On September 12th, 2023 members of the Facebook group Home Beautiful sparked a heated debate, challenging the notion of village houses being termed as ‘Dead Capital’.
Kenyans rushed to the group to showcase their beautiful village homes, with Kikuyus and Luos taking the battle to centre stage.
In essence, what is dead capital? World Bank defines dead capital as assets that are not being used productively and are therefore not generating income or contributing to economic growth.
The term ‘Dead Capital’ was first coined by Peruvian economist Hernando de Soto, meaning capital in the form of unregistered real property which is considered lost value because the landholder is unable to transfer of leverage his property for capital/capital access.
In this instance, Kenyans who have built magnificent homes in the village protested against the opinion that their homes are dead capital.
They argued that their homes had purpose and value, as they could be used as ideal family holiday locations or retirement places.
The conversation took a tribal turn, with Luos claiming that it was Kikuyus who built houses to be termed as Dead Capital.
Both tribes took to the group to unleash their beautifully made village mansions. However, one Kikuyu man admitted that the Luos had won the debate by a large margin.
“Buana! Our brothers and sisters from the lakeside are showing the mountaineers dust! There is one lady who uploaded her home which I initially confused for a private university in Washington DC, US of A,” wrote Kinoti Mwirigi on his Facebook.
“Watu ya Mûrima, hakuna mwenye ako na picha ya nyumba ya Uhunye huko Ichaweri ashtue nayo hao Omeras?”
Another top contributor in the group Home Beautiful admitted that the Luos had won the battle in terms of their opulent mansions in the Lakeside region.
“Luos have silenced us for good…There is a lady who posted a home which looked like a private university, another guy from Migori had unleashed a palatial abode which resembled the White House. I slipped into a coma,” he sarcastically wrote.
The trend started when Kisumu dentist Ken Carson posted pictures of his mansion in Seme.
“The owners of dead capital. Representing Seme republic, Kisumu city,” he said.
Bitange Ndemo on Dead Capital
Kenya’s great economist and columnist Bitange Ndemo previously maintained that Kenya has so much dead capital, to the tune of billions of dollars. This is mainly attributed to cultural practices.
“People are taking loans to build double-storied homes in places out of this world. Reason? The society demands it. It is a home where you will be buried,” he said.
He mentioned that people were constructing in a disorganized manner to a point where they may not be able to derive any advantages from shared infrastructure such as energy, water and sanitation. These vital items reduce expenses and guarantee disease prevention.
“Africa is preoccupied with death when the living cannot feed themselves.
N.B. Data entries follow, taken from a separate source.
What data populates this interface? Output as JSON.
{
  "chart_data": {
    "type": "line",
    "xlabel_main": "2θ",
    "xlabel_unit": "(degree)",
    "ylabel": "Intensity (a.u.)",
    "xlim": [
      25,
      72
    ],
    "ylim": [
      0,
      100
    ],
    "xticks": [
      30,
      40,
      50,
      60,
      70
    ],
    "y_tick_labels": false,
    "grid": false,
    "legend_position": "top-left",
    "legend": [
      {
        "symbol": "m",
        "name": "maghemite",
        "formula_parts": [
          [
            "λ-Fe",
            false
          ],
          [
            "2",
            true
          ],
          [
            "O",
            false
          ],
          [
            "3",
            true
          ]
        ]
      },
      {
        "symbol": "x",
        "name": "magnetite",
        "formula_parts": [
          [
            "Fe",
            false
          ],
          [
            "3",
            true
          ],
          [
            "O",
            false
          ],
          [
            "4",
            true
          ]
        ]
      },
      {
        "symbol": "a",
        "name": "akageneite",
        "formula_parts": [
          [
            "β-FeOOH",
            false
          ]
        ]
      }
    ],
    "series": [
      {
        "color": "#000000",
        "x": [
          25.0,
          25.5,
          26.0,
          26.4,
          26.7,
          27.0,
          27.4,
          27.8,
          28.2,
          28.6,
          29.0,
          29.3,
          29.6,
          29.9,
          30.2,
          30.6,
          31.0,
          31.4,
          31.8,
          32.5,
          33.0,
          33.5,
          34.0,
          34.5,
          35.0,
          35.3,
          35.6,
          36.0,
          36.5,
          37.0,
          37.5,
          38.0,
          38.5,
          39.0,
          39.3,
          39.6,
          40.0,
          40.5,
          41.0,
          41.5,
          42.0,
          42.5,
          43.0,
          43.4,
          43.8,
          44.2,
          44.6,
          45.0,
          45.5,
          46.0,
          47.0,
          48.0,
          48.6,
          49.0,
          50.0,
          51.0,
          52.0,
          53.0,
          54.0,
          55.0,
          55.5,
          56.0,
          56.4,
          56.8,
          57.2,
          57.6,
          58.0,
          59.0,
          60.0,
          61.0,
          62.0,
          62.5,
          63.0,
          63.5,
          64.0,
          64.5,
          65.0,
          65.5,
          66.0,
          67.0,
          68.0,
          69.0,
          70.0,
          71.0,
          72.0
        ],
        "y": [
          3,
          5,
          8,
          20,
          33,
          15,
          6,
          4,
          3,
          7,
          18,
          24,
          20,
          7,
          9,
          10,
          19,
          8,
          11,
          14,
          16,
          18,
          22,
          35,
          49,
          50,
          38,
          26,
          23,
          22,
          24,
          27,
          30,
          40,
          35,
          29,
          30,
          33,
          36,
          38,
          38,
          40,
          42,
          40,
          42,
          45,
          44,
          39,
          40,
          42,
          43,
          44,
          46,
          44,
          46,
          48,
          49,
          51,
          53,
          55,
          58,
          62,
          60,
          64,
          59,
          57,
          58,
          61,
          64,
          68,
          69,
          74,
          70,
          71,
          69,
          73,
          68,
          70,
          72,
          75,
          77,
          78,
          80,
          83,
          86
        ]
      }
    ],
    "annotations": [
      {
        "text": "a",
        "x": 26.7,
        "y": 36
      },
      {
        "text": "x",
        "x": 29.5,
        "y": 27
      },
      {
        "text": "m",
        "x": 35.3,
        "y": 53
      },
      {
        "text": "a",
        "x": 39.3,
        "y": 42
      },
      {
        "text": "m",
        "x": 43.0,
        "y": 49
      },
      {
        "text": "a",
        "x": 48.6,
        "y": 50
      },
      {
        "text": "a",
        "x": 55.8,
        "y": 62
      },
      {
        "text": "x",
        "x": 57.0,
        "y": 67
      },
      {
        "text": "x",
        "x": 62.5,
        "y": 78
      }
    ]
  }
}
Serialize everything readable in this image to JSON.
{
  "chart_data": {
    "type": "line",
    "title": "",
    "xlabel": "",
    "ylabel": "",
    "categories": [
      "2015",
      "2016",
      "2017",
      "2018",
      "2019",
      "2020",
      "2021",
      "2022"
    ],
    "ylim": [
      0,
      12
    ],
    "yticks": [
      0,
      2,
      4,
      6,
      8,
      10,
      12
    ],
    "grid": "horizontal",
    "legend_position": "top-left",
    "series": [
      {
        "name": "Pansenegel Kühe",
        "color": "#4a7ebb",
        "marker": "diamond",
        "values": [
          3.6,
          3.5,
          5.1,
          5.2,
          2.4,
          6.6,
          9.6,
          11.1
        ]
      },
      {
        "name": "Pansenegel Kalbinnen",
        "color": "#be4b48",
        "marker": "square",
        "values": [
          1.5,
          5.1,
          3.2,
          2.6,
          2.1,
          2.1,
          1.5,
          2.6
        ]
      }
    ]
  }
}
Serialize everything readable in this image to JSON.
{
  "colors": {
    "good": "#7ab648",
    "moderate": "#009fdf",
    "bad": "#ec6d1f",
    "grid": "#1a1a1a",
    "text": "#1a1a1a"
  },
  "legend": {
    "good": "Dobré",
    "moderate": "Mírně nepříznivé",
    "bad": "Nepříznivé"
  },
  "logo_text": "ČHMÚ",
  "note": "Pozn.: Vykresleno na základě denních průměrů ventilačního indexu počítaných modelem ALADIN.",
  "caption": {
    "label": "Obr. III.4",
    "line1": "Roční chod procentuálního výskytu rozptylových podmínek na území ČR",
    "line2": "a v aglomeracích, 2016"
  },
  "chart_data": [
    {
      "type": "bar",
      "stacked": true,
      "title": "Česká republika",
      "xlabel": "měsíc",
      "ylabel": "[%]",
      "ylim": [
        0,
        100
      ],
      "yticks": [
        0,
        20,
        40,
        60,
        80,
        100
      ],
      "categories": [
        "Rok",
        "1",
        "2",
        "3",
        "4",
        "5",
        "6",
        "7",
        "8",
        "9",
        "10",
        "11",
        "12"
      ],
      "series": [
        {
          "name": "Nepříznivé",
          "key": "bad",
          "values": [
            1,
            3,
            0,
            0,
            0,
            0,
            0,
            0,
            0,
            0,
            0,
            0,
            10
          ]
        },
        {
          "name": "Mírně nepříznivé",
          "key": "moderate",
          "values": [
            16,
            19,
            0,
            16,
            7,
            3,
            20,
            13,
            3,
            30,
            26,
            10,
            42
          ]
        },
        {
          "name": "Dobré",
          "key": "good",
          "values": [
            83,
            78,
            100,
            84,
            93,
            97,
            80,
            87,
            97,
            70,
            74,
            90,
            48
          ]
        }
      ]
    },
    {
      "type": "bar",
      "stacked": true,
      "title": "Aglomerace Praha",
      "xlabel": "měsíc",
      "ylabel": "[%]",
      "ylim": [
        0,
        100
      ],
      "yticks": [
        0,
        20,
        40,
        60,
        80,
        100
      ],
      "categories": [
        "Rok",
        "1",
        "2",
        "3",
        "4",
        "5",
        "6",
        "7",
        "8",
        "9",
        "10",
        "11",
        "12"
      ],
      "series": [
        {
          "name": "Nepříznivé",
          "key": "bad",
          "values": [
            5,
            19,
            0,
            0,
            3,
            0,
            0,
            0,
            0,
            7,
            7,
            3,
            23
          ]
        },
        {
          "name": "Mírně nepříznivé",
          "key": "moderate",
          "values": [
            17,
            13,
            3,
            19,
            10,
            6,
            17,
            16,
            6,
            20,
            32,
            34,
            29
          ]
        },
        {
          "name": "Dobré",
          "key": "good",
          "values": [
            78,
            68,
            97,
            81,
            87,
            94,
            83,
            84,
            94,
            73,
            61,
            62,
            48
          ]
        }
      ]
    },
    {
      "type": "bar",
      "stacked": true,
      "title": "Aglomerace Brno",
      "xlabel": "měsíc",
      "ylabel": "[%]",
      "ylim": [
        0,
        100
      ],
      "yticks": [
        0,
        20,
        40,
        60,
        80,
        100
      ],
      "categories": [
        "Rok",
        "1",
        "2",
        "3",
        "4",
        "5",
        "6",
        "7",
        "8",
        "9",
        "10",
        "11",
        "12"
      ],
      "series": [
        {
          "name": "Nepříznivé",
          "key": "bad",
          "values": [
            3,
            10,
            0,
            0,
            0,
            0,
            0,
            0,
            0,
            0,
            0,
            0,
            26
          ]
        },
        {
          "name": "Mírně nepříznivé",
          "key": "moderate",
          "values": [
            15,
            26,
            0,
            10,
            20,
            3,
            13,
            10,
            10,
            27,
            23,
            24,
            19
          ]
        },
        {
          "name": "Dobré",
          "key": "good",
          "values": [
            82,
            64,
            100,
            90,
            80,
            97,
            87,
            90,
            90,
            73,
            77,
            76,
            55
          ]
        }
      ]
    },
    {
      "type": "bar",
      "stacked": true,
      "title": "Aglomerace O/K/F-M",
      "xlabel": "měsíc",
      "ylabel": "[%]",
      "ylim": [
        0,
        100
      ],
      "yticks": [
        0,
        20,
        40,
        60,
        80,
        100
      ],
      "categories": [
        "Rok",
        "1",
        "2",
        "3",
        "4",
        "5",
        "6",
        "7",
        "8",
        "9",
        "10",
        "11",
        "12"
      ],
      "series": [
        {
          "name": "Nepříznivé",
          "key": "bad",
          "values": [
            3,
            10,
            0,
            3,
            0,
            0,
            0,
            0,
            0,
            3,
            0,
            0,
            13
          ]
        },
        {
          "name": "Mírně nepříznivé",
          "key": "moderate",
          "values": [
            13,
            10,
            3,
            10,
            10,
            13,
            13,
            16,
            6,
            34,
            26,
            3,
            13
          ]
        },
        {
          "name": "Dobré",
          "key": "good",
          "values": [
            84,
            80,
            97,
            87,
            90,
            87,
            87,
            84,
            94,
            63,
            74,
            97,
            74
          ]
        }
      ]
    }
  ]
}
Of what sense is it when someone puts up a Sh. 20 million home in a rural area only for the relatives to raise money to pay school fees for children after his death? These are houses that no one will buy, sell or rent because graves dot the home.”
The Kenyan diplomat advised that Kenyans need to examine their cultural practices from a perspective of future sustainability.
He echoed the words of Peruvian economist Hernando de Soto who said, “When you look at 19th century America or 18th & 16th century Europe, all of a sudden it’ll become clearer…the thing that broke the back of poverty and privilege in developed countries in the past was when property rights came around and destroyed feudal title.”